Experimental therapy of Nonalcoholic steatohepatitis, and Intrahepatic cholestasis of Pregnancy
The aim of this branch of research is to study liver effects (pharmacodymacs) of current or potential drugs in common liver disorders. Attention is focused on nonalcoholic steatohepatitis (NASH) as a common disease accompanying numerous metabolic and cardiovascular disorders, and intrahepatic cholestasis (ICP), the most frequent liver disorder during pregnancy. We combine appropriate in vivo
models of these situations with detailed analysis of involved regulatory and executive molecules in order to identify dose-response relationship, and responsible mechanisms. Equally important is also description of effects of all such agents in healthy animals because these drugs are frequently used also in clinical situations without NASH and ICP.
Modulation of bile acid homeostasis, and bile production.
Bile production is an essential function of the liver and serves as an irreplaceable excretory pathway for elimination of lipophilic endo- and xenobiotics such as cholesterol, BA, bilirubin or drugs. Moreover, as major components of bile, BA are required for micelle formation, intestinal fat digestion, regulation of bacterial growth, and immune response and production of regulatory mediators released to portal circulation such as fibroblast growth factor 19 or glucagon-like peptide 1. In addition, BA as the major metabolites of cholesterol, act as hormones by agonism at several receptors such as farnesoid X receptor (FXR), the G protein-coupled bile acid receptor 1 (TGR5), sphingosine-1-phosphate receptor 2, or pregnane X receptor (PXR), and regulate numerous liver functions including glucose and triglyceride metabolism. Stimulation of these receptors demonstrates promising positive effects in liver diseases such as nonalcoholic steatohepatitis (NASH) or intrahepatic cholestasis. On the other hand, BA accumulated during different forms of cholestasis may have a direct toxic effect on liver cells and tissues. Regulation of bile production and BA homeostasis are therefore key events in liver physiology and pathophysiology. Numerous regulatory events exist in whole process, especially nuclear receptors FXR, PXR, CAR, VDR, as well as feedback and inflammatory signaling triggering mitogen-activated kinases, or directly interacting with promotor sequences as we have recently detected for iron-mediated changes. The aim of this branch of research is therefore the identification of regulatory mechanisms of BA homeostasis and bile production, and characterization of possible pharmacological modulation.

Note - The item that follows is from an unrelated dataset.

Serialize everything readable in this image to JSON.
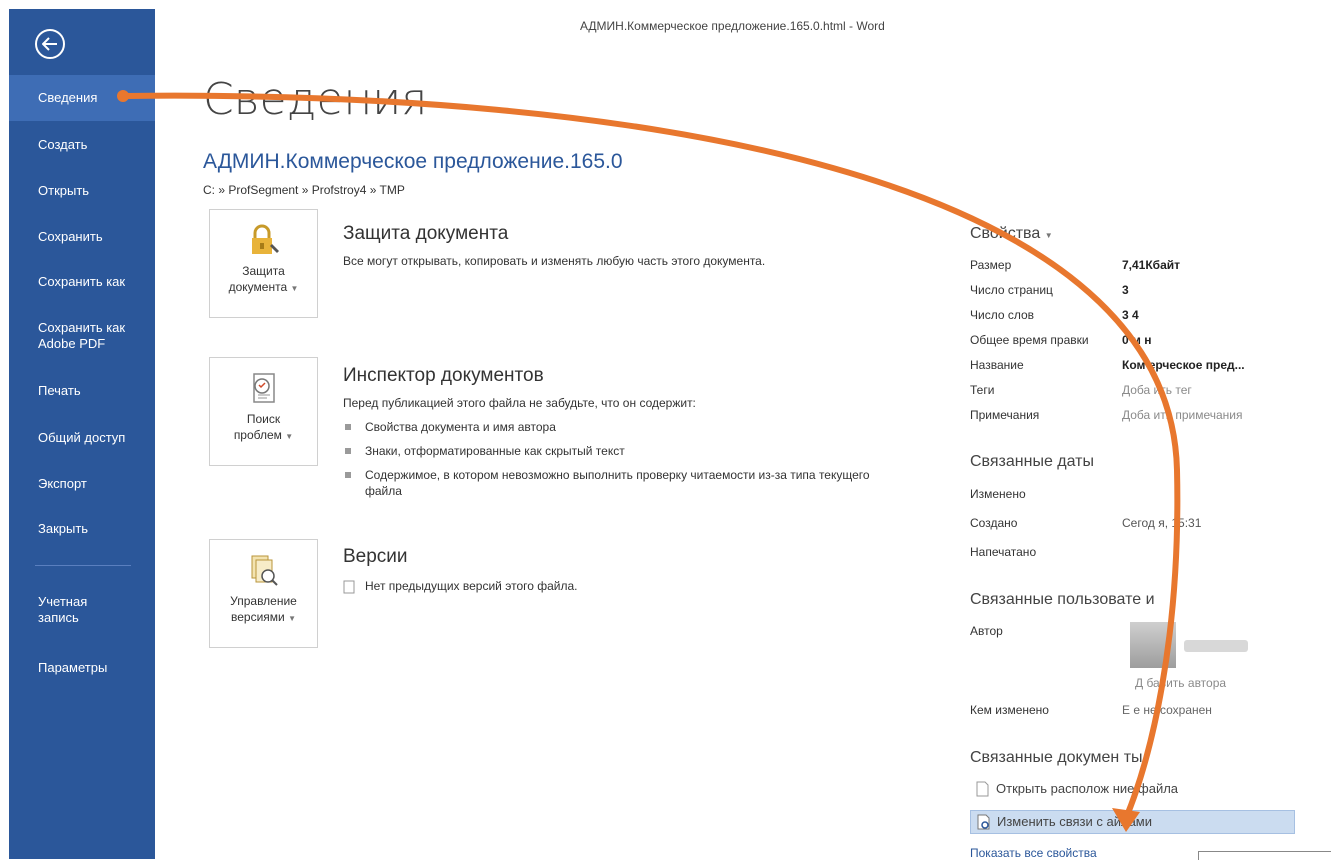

This part is solved in cooperation with the group of prof. PharmDr. Petr Pavek, Ph.D.
and prof. PharmD. Petr Nachtigal, Ph.D.
from Faculty of Pharmacy in Hradec Kralove.
Drug pharmacokinetics in preclinical studies
Knowledge of pharmacokinetic characteristics of evaluated drugs, i.e. absorption, distribution, metabolism, and excretion is an essential prerequisite for successful pharmacotherapy with minimum of adverse reactions and drug-drug interactions. We therefore focus on evaluation of kinetic parameters including clearance, biliary and urinary secretion, volume of distribution, biological half-life and bioavailability in current or developing drugs. Essential approach is the usage of suitable in vivo
and in vitro
models together with advanced analytical and mathematical methods.